By some very rough number I estimate that state of the art in "general" SFE would probably put the cpu performance on the order of tens of milliseconds per signature, at best. (I haven't actually built a circuit for it, so I could be way off, this is just based on a guestimate of gate/layer counts based on my experience with similar circuit topology on contemporary processors.) Considering you get 64 rounds per signature I think 1kh/s is not so lofty of an initial goal.
My main concern is that this low performance is assumed with generalized approaches, but there might be (probably is, from my understanding) a special case transform of the puzzle into a secured "delegated work" puzzle which would be reasonably efficient to evaluate, at least within the same order as signing directly. In other words, an "application specific SFE" scheme might vastly outperform our notions of resource requirements from generalized approaches.
SFE refers to some network protocol where there are several parties each of which has some private information and they want to compute public function based on this information without revealing this information to each other. Is this what do you mean by SFE? In our case only pool has private information - private key (and random k) which it doesn't want to share, in this case SFE is trivial - pool should compute signature on its own and share it which is not suitable for our case.
In FHE you have encrypted inputs and encrypted outputs, but to proceed further with the mining miner must decrypt the output which probably implies that he can also decrypt the input which defeats the whole purpose.
Do you have some more specific description of a your scheme?
Address is always recoverable from the signature. This fact is also used to make SpreadCoin transactions smaller.
This simply isn't true in general, but might be true in the particular implementation. I'm not sure yet, but a simple brute force address generation should find one quickly and easily, or something like crypto-mini-sat should find one slowly and with some work. I'll let you know of an example that doesn't extract if I do find the time to find one, and also by which route I found it.

Ok, you can try but you won't find it.

Avoiding GPUs/ASICs is not a goal because it is probably not possible. I don't see how can you get any gains by ignoring nonce, this will only make mining slower because by iterating on r values you will have more work to do. You can use the same method that you describe but with nonce iteration; it can save you memory bandwidth but it won't be as fast as X11 because there is simply more work to do.

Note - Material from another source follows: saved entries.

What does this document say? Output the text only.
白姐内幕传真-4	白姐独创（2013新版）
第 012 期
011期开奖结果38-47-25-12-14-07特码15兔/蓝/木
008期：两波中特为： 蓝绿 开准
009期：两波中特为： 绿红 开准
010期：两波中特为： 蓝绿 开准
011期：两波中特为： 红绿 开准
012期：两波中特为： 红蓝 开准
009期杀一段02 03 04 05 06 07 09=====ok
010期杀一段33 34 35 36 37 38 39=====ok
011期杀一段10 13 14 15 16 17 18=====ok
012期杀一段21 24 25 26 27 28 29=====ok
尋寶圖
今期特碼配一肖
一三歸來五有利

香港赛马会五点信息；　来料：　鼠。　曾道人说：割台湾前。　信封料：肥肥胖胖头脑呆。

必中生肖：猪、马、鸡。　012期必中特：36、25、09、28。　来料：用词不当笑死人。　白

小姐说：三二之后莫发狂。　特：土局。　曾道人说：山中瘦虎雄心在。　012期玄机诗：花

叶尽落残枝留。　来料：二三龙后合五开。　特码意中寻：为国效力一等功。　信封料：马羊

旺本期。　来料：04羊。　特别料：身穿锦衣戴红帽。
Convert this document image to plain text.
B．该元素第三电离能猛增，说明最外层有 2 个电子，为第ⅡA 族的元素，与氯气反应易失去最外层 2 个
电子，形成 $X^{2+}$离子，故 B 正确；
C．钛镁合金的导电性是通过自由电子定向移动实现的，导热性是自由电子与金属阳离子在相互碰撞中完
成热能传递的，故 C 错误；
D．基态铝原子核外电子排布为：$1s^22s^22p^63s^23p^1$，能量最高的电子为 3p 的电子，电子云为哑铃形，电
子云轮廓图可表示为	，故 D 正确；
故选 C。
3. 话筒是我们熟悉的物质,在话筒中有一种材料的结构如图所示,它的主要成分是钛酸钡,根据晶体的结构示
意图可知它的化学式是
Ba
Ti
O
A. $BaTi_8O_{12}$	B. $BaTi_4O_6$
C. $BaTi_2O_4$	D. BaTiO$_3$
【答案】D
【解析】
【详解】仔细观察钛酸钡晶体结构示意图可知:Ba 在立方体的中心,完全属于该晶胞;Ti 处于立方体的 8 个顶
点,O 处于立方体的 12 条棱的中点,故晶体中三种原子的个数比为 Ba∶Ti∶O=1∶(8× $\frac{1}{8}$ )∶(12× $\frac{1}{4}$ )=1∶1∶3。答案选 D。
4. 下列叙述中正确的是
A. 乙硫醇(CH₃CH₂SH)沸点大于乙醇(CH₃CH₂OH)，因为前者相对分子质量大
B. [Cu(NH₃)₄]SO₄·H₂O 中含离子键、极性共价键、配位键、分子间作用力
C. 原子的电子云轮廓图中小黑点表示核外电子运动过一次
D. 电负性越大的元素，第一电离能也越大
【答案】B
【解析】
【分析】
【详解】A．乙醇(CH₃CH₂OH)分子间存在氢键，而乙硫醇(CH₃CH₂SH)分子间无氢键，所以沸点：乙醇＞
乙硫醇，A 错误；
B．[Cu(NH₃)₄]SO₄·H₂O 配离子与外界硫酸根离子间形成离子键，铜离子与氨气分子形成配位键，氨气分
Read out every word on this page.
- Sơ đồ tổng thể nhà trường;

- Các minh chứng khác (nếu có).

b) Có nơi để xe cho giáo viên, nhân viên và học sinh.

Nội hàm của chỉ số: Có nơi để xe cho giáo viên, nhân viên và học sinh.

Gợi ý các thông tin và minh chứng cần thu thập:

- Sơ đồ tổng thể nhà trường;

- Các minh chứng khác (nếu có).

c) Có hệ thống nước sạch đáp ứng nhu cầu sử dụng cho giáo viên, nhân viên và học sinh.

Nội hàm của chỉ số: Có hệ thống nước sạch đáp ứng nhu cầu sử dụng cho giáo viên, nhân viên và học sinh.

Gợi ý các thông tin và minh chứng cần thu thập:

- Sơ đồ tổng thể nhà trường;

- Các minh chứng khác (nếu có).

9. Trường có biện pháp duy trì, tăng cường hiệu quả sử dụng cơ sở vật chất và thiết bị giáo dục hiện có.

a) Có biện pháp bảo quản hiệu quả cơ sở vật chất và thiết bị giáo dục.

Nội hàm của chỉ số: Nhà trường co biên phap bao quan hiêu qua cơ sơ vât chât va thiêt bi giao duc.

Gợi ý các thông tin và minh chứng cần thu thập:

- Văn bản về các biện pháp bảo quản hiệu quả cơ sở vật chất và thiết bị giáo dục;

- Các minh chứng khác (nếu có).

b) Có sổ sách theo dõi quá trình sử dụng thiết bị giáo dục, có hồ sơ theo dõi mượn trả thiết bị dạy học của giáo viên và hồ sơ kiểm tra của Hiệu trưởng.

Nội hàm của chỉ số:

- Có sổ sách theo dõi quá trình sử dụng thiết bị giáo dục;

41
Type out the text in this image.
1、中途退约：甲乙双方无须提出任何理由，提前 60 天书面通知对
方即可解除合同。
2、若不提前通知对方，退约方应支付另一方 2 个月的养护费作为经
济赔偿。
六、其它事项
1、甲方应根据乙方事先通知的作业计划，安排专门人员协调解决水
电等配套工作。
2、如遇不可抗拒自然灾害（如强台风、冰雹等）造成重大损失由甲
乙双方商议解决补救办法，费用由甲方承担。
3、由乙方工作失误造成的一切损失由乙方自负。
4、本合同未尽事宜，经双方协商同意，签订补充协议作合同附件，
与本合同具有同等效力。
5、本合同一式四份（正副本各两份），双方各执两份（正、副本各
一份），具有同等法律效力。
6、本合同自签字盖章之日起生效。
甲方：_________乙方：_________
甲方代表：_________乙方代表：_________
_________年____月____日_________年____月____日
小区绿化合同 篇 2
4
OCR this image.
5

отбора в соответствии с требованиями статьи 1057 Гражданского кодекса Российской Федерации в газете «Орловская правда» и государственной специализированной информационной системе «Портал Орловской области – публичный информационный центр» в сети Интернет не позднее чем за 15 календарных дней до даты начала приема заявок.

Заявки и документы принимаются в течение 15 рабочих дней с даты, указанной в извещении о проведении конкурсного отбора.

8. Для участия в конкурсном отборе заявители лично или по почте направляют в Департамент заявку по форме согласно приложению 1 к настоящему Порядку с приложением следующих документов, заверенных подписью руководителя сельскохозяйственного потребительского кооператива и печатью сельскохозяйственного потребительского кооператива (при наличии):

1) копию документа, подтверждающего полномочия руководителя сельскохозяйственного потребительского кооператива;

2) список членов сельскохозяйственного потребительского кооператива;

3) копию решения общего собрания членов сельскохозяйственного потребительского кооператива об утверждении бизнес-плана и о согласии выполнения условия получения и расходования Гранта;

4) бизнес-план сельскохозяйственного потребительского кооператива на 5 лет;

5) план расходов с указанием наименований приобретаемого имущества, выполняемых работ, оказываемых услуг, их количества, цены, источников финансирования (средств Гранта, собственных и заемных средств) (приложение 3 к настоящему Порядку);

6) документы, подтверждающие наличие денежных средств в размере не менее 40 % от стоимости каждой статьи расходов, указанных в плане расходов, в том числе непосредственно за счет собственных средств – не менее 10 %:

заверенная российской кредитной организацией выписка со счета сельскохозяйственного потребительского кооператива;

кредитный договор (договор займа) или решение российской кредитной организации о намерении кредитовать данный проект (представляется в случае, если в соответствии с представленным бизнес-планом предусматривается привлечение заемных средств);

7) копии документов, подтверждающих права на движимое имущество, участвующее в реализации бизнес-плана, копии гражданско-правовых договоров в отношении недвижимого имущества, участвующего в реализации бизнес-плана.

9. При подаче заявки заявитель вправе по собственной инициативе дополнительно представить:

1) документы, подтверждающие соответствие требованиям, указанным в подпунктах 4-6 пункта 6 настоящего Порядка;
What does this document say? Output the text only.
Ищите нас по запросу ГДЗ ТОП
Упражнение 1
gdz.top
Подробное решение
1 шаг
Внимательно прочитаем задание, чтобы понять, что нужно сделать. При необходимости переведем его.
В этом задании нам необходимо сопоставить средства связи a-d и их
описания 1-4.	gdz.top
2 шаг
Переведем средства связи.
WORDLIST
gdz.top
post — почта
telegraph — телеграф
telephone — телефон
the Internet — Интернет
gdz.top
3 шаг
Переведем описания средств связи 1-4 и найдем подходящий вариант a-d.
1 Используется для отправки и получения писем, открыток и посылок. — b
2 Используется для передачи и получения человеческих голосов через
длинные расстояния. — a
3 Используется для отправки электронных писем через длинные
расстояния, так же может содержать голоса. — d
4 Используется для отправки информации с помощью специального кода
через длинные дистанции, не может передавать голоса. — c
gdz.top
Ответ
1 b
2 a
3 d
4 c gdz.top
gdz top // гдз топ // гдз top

I didn't make clear that the optimization to iterate k instead of nonce applies to any processing element, it eliminates the repetition of nonce increment and initial hash. Basically, this coin is somewhat unique in that it might as well not even have a nonce field in the block header at all, since the signature field can serve the same purpose. (Since you are looking for any place to reduce block history size, you may actually even want to make this change?) I haven't tried any mining of the coin, but I might mine just to try comparing performance of this change.
Incrementing nonce is easier (faster) than changing k. Although changing k instead of nonce eliminates the need to recompute hash used for signature so it may or may not be faster.
My point was basically that, because of this optimization, the thing that might initially make this algorithm appear to be particularly "gpu hard" is a bit misleading, and the algorithm is not really any more "gpu hard" than x11 itself. Yes, it will always be slightly slower than "just" x11 on any processing element, because of the added signature step, but it is only some added cycles and not more memory hardness. The performance *advantage* from parallelism of gpu or fpga should be roughly the same as that of x11 itself.
You forgot about SHA-2 hashing of the whole block. It will be slower and not just "slightly". By the same reason CPU mining is slower. And I never said that this algorithm is GPU hard.